A national survey of physicians found strong support for key policies that could help prevent opioid misuse, but report encountering barriers.
A national survey of physicians found strong support for improving prescription drug monitoring programs (PDMPs) as one way to help prevent opioid misuse.
Having lost 30,000 lives due to abuse of prescription opioids and heroin, the American Medical Association (AMA) surveyed physicians nationwide for their opinion on the opioid epidemic and how the issue can be resolved.

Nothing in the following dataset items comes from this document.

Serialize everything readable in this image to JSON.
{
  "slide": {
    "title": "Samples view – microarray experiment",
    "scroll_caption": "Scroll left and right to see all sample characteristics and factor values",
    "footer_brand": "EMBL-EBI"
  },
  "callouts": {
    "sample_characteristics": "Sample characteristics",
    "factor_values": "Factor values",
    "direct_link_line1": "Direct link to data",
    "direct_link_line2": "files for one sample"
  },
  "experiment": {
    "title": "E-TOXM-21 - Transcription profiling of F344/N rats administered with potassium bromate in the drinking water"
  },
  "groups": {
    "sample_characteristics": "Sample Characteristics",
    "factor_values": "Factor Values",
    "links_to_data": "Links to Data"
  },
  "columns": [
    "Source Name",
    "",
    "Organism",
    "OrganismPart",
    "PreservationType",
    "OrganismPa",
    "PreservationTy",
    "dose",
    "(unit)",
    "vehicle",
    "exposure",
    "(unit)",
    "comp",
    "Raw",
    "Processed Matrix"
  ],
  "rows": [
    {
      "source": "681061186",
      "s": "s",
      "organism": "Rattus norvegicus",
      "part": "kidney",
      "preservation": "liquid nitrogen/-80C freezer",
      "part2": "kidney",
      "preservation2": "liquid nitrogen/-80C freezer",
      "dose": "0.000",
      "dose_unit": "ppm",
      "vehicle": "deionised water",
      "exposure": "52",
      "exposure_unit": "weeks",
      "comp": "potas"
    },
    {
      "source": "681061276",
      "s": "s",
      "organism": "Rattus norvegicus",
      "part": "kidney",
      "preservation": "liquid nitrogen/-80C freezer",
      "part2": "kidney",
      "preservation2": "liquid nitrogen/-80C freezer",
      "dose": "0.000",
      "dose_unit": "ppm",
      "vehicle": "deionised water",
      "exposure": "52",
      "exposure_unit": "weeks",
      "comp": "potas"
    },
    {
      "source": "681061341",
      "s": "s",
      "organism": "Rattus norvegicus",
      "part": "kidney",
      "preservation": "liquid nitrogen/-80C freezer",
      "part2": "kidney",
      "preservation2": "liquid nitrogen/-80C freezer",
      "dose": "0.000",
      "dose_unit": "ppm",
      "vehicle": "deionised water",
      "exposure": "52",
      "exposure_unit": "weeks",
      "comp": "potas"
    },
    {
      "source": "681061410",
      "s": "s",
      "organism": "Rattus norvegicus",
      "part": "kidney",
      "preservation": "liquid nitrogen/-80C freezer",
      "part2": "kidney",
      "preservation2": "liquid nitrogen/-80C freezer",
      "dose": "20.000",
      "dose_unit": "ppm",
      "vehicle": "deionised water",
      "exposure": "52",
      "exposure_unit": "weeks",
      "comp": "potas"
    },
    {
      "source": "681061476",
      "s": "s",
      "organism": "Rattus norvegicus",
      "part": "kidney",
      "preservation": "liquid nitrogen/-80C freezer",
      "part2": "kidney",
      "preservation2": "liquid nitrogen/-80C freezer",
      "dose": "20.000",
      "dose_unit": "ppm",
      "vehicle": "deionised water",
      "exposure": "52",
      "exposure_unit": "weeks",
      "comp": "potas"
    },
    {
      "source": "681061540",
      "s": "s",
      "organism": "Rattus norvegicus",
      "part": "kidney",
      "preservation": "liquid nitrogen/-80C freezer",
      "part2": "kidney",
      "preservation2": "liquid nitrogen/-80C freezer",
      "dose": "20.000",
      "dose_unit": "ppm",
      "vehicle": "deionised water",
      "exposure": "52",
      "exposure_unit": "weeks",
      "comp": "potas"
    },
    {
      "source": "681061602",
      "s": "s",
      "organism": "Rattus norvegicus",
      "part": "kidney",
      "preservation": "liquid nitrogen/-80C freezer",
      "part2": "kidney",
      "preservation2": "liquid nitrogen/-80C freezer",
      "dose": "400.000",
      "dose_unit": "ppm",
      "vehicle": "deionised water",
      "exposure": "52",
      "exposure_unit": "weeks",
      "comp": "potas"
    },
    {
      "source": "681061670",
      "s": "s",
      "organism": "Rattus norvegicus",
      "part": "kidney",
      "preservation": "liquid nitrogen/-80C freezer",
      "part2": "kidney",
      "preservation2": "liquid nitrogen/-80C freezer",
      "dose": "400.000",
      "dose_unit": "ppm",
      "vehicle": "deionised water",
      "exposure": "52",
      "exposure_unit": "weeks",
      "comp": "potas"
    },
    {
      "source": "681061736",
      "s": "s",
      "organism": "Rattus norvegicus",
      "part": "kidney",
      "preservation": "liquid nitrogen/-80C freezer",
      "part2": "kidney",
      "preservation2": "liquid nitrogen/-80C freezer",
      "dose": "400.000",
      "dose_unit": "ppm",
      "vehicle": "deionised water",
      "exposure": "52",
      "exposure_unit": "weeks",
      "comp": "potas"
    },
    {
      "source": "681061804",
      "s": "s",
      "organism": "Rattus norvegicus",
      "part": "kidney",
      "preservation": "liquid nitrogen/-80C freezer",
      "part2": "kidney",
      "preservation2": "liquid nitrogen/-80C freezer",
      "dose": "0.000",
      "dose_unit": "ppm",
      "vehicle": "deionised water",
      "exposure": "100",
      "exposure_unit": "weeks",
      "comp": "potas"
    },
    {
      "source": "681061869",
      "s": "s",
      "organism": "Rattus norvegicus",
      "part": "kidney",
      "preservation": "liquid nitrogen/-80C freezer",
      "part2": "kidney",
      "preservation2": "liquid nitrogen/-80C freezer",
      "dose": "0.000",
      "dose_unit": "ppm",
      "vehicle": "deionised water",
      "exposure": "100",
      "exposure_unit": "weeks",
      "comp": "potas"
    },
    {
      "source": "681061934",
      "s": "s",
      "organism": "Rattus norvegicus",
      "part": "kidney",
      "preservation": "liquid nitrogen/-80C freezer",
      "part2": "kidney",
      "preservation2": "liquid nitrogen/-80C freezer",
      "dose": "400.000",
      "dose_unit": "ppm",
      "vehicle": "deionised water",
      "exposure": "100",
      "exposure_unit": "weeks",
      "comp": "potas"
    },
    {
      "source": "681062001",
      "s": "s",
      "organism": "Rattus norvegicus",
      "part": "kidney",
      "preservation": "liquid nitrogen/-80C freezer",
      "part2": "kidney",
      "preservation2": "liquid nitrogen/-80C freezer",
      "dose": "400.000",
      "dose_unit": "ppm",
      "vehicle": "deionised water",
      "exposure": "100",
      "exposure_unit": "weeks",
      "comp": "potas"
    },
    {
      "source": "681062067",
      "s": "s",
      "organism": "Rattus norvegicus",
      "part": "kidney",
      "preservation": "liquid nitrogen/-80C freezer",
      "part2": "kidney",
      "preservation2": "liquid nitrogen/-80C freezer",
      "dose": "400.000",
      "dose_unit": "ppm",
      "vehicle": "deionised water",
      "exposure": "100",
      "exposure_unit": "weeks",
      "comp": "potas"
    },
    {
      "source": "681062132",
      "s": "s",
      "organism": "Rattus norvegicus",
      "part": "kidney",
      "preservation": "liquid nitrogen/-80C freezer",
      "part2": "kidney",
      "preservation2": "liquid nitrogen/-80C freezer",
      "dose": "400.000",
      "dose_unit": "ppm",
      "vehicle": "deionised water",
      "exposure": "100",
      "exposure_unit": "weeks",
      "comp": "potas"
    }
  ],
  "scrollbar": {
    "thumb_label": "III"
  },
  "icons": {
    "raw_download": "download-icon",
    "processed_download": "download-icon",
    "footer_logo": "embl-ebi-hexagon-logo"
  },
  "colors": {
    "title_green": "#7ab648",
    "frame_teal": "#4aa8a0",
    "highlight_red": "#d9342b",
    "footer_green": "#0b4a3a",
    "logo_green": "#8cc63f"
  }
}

Other policies to end the epidemic that had strong support from respondents included increasing physician education and removing obstacles to effective care. Of the physicians surveyed, 87% agree that PDMPs offer insights into the patient’s medical history, 68% have taken continuing medical education (CME) on safe opioid prescription, 55% have taken CME on pain management with opioid alternatives, and 80% said that naloxone should be readily available to patients.
The survey also showed that many physicians actively seek more education and that 25% said that CME was not easily accessible or did not address their needs.
“This new survey helps underscore that medical societies must be leaders in providing the best resources possible to our colleagues in every state and for every specialty, both for appropriate opioid prescribing and in urging physicians to register for and use PDMPs,” AMA President Steven J. Stack, MD, said in a statement.
AMA President Steven J. Stack, MD, issued a call to action that included 5 recommendations for combatting the opioid epidemic. First, physicians should consider registering and using their states’ PDMPs. Second, physicians should seek to enhance their education and training in safe prescribing drugs, especially knowing when opioids are appropriate to the patient’s situation. Third, they should co-prescribe naloxone to patients who may be at a risk for overdose. Fourth, they should receive medication-assisted treatment training in order to provide for those with substance use disorders. Fifth, they should treat all patients with compassion rather than judgment, and not stigmatize those who do have substance use disorders.
“If a physician is considering prescribing an opioid—whether for acute or chronic pain—we strongly encourage physicians to ensure that they are current in their knowledge and training as to when an opioid is appropriate—and when it is not,” said Dr Stack.